カツマ

エレファント・ソングのカツマのレビュー・感想・評価

エレファント・ソング(2014年製作の映画)
3.9
ここには愛されたいと願う空虚な叫びが詰まっていた。1人の青年の心の中身を覗き込んでしまったかのような背徳感が画面を支配し、義務的な尋問はいつしか悲しみの扉へと手をかける。序盤の騙し合いのようなやり取りが、ピリピリとした緊張感に滑らかに移行していく様はあまりに見事。ドランの俳優としてのパワーに圧倒され、天才の感性の爆発をその身をもって体現した。場面転換がほとんど無いにも関わらず、俳優の演技力と巧みなストーリーテリングで画面に釘付けにさせられました。

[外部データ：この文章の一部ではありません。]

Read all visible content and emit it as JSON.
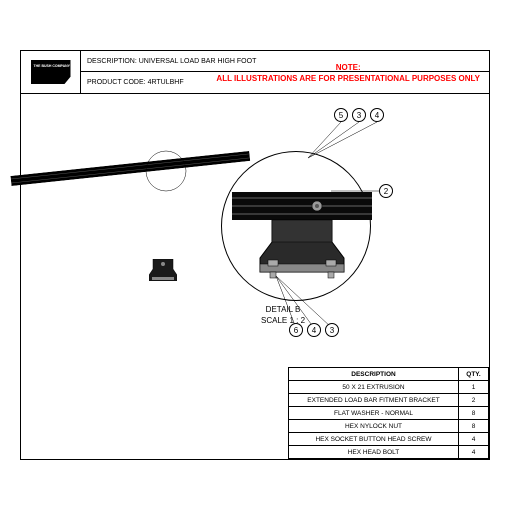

とある精神病院でローレンスという医師が忽然と姿を消した。彼の失踪理由の情報を得るため、院長のグリーンはローレンスと深い関わりのある患者のマイケルを尋問することに。だが、マイケルは看護師達も手を焼く問題児で、グリーンの質問をはぐらかすばかりだ。グリーンの元妻でもある看護師長ピーターソンは、今日のマイケルのいつもとの違いに危機感を募らせる。マイケルはグリーンを煙に巻きながらも、次第に悲しみの真実を語り始めていく。

やはり特筆すべきは、グサヴィエ・ドランという人が監督だけでは無く、俳優としてもカリスマなのだということを感じさせる圧巻の名演だろう。小生意気さと繊細さを同時に演じ分け、背中にピタリと吸い付く悲しみの悪寒に怯えながら、心情そのものまでも完璧に具現化してみせた。
エレファントソングの本当の意味とは。最後のカットの美しさにハッとさせられ、教会の聖歌のように厳かな余韻がエンドロールと共に降りていきました。